Choi Yeonseung frunció el ceño mientras miraba al dragón mecánico. Sabía lo que esto significaba porque había luchado contra tantos cazadores poderosos que estaba aburrido de ello.
En una lucha contra monstruos poderosos, el impulso era vital. Una vez que se tenía ventaja, era crucial no perderla.
¡Tenía que ser implacable y desatar una tormenta de ataques!
-Eso es lo que yo pienso también. Este dragón podría convertirse en una verdadera molestia si pierdes esta oportunidad de matarlo.
-Si ignoras a los rehenes y atacas…
[La ‘Diosa del Equilibrio que Camina Adelante’ te pide encarecidamente que no hagas eso].
La diosa del equilibrio detuvo a Choi Yeonseung.
Las constelaciones eran generalmente intolerantes y nunca dejaban ir los rencores. Incluso si no se podía evitar, no lo olvidarían si Choi Yeonseung golpeaba a los miembros de su casa.
‘Si evito a los rehenes y ataco…’
Como si el dragón mecánico hubiera leído los pensamientos de Choi Yeonseung, sutilmente movió a los rehenes para proteger sus puntos vitales.
-¡Ritual de Comando Severo!
«¡Argh! ¡Irokwalai, bastardo!» gritó Golodat. Uno de los miembros de la casa capturados le había lanzado magia negra. «¡¿Estás tan desesperado por escapar que has perdido la cabeza?!»
«¡Yo… no lo hice a propósito!»
«¡Qué excusa, hah! Me aseguraré de tomarla prestada cuando te destripe».
La incursión tomó un giro para peor después de que los cazadores se vieron obligados a detener sus ataques.
Choi Yeonseung estaba concentrado en tratar de encontrar una brecha en la defensa del dragón.
‘Tiene que haber una abertura’.
No importaba lo hábilmente que el dragón mecánico moviera a los rehenes para defenderse, tenía que haber una brecha en su defensa.
Choi Yeonseung atacaría con todas sus fuerzas en el momento que viera una abertura.
«¡Choi Yeonseung!» gritó Illaphael.
«!»
El ángel había acumulado tanta energía interna que estaba a punto de explotar. Continuó, «¡No te preocupes por mí! Sólo ataca».
«…»
Choi Yeonseung lo ignoró. Incluso si Illaphael le instaba a atacar, Choi Yeonseung debía tener cuidado ya que había recibido muchas recompensas.
«¡Sólo ataca a través de mí! Estoy preparado para enfrentarme a cualquier tipo de muerte ya que no he cumplido las órdenes de mi maestro. Lo juro por mi honor y mi nombre. ¡Ataquen!»
«¡Qué maravilloso! ¡Choi Yeonseung! ¡Ese débil ángel Illaphael quiere que los ataques! ¡Ataca!» Golodat gritó emocionado mientras bloqueaba la magia negra.
¿No podrían acabar con el dragón mecánico si sacrificaban a Illaphael y atacaban?

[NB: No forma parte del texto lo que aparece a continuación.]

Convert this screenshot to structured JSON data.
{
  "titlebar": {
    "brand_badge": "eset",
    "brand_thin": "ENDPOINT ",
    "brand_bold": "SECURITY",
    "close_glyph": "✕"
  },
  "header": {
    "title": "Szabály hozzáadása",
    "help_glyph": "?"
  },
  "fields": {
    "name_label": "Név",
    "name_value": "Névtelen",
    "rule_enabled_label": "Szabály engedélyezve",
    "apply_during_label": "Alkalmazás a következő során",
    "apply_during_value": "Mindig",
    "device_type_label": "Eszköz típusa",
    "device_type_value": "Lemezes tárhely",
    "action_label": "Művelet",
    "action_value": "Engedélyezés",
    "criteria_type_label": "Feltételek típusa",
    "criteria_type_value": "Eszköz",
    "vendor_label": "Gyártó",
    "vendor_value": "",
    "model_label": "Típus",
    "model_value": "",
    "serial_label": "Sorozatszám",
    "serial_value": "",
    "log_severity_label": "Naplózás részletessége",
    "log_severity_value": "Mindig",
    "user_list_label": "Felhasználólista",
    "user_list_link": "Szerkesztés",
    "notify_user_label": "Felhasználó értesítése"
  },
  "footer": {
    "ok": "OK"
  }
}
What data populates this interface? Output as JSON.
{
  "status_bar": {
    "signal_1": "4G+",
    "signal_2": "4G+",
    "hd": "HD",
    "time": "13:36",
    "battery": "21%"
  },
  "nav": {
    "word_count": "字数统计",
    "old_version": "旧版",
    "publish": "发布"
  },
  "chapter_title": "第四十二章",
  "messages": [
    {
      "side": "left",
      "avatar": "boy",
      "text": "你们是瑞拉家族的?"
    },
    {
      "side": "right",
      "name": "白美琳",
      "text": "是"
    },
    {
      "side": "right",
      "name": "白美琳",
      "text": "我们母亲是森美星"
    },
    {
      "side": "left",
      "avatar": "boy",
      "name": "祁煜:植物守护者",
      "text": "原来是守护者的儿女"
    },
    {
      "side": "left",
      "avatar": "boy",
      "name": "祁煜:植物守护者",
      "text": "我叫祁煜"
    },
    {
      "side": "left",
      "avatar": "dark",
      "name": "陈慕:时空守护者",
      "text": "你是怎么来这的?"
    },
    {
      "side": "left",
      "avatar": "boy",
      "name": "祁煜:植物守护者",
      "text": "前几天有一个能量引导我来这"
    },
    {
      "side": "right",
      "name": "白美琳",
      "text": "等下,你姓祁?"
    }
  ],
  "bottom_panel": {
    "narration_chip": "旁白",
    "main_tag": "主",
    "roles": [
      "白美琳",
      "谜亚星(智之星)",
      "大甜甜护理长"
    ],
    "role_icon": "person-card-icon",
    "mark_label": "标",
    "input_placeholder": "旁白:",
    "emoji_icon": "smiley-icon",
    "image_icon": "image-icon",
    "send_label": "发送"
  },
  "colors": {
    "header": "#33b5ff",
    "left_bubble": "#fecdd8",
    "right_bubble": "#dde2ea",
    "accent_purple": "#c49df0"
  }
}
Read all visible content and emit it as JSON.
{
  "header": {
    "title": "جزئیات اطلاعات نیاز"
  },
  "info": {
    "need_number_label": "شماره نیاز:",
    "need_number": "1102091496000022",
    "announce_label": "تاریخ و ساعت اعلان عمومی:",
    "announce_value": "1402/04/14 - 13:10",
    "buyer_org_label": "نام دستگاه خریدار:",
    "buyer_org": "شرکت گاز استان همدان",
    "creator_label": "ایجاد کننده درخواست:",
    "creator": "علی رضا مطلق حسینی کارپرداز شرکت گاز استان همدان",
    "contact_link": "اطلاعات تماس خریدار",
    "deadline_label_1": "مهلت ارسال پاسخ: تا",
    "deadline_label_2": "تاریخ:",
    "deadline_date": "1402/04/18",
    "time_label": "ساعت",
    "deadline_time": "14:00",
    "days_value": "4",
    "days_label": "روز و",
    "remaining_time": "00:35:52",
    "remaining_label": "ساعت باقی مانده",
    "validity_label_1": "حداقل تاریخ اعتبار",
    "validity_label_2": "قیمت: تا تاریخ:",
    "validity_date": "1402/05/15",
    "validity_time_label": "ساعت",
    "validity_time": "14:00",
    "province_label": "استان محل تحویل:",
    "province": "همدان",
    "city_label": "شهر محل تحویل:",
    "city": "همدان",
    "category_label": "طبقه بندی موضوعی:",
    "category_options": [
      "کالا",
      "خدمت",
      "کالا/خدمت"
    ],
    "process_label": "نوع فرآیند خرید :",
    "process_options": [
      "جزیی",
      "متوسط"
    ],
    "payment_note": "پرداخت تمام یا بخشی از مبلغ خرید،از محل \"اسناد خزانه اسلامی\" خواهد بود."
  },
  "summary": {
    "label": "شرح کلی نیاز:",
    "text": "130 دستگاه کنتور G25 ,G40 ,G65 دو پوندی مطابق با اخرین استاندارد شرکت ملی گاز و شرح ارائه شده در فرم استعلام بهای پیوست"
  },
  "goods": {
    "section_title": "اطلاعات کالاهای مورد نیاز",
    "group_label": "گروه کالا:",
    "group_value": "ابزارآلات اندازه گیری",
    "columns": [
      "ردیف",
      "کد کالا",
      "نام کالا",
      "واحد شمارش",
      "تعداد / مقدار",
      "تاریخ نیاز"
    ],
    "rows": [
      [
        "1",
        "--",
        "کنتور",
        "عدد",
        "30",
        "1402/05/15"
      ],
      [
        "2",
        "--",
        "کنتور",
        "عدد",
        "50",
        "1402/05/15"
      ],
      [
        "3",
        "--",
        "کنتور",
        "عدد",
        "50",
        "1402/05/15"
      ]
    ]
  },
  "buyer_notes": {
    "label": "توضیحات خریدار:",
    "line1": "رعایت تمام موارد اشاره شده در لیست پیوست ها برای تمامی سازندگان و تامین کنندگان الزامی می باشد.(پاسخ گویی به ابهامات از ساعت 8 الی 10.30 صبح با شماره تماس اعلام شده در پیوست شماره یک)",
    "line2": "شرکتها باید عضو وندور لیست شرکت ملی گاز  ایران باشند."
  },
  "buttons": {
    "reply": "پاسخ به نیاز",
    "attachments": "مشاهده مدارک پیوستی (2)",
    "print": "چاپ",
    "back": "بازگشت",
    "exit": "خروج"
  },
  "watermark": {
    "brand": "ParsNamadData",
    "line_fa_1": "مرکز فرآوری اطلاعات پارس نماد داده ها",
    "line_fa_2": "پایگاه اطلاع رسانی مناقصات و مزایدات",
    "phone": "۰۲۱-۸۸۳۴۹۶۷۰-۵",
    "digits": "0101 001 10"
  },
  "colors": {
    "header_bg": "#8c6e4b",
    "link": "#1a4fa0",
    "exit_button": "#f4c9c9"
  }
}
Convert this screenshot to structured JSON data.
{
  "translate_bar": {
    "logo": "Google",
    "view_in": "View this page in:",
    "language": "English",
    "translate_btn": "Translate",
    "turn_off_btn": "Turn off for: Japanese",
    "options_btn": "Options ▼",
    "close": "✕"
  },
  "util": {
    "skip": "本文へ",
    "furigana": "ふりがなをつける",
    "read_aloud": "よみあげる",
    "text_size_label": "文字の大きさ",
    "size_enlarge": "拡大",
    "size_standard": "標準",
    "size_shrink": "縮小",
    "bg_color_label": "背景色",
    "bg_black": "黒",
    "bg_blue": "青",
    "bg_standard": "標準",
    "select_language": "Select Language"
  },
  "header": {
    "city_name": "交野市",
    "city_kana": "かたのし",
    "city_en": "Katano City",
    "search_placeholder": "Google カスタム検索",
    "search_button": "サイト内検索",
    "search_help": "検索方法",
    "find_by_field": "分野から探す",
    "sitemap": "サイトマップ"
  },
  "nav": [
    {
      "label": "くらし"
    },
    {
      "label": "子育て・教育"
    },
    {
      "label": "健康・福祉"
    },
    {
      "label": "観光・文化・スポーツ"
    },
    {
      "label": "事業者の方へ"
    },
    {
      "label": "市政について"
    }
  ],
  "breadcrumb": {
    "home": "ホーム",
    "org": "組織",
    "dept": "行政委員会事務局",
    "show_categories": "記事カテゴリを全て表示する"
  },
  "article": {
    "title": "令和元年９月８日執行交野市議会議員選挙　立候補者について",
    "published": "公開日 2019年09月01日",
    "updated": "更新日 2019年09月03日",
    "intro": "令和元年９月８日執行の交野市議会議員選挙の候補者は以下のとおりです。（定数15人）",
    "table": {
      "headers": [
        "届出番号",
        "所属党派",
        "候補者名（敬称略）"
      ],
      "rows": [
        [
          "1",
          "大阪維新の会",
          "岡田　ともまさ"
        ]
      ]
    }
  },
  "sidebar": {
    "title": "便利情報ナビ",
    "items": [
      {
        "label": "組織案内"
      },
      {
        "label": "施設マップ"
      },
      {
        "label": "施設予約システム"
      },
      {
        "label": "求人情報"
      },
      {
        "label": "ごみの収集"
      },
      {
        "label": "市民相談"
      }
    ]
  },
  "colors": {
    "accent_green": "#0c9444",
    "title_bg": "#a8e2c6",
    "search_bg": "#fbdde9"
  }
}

Choi Yeonseung se estaba irritando mucho, pero se aguantó. Actualmente había más de cien cazadores de los que preocuparse, pero los miembros de la casa sólo estaban siendo ruidosos y odiosos, no ayudando realmente.
«Yo doy las órdenes aquí, Illaphael. Si vas a decir esas cosas, ¡vete de aquí!»
«No puedo hacer eso…»
Justo cuando Illaphael estaba a punto de refutarlo, de repente vio una sombra negra emergiendo sobre él.
[‘Shadow Crown’ te controla!]
«…???»
El poder del Noble Recolector de Coronas, Shadow Crown.
Era un fuerte poder de dominación que permitía al lanzador convertir en su marioneta a cualquiera que fuera tocado por la sombra.
Illaphael recordaba este poder muy vívidamente porque le había abrumado por completo durante el asedio de París.
…Pero ahora, no había constelación colectora a su alrededor. Sobre todo, la constelación recolectora se había debilitado miserablemente después de perder aquella batalla de constelaciones allá en el Reino Unido.
«¡¿Por qué aparece este poder ahora…?!
Antes de que Illaphael pudiera siquiera sentirse horrorizado, su cuerpo se movió por sí solo. Illaphael, manchado por la sombra de tinta, rasgó los cables metálicos que lo inmovilizaban.
«…¡¿Tú lo dijiste, y él realmente lo hizo?!»
Golodat estaba desconcertado. Para ser sincero, nunca había pensado que aquel ángel fuera capaz de escapar por sí solo. Si era tan fuerte, ¿por qué sólo escapaba ahora?
«Yo tampoco lo entiendo…»
Illaphael invocó una lanza y cortó los cables que ataban a los rehenes a su lado.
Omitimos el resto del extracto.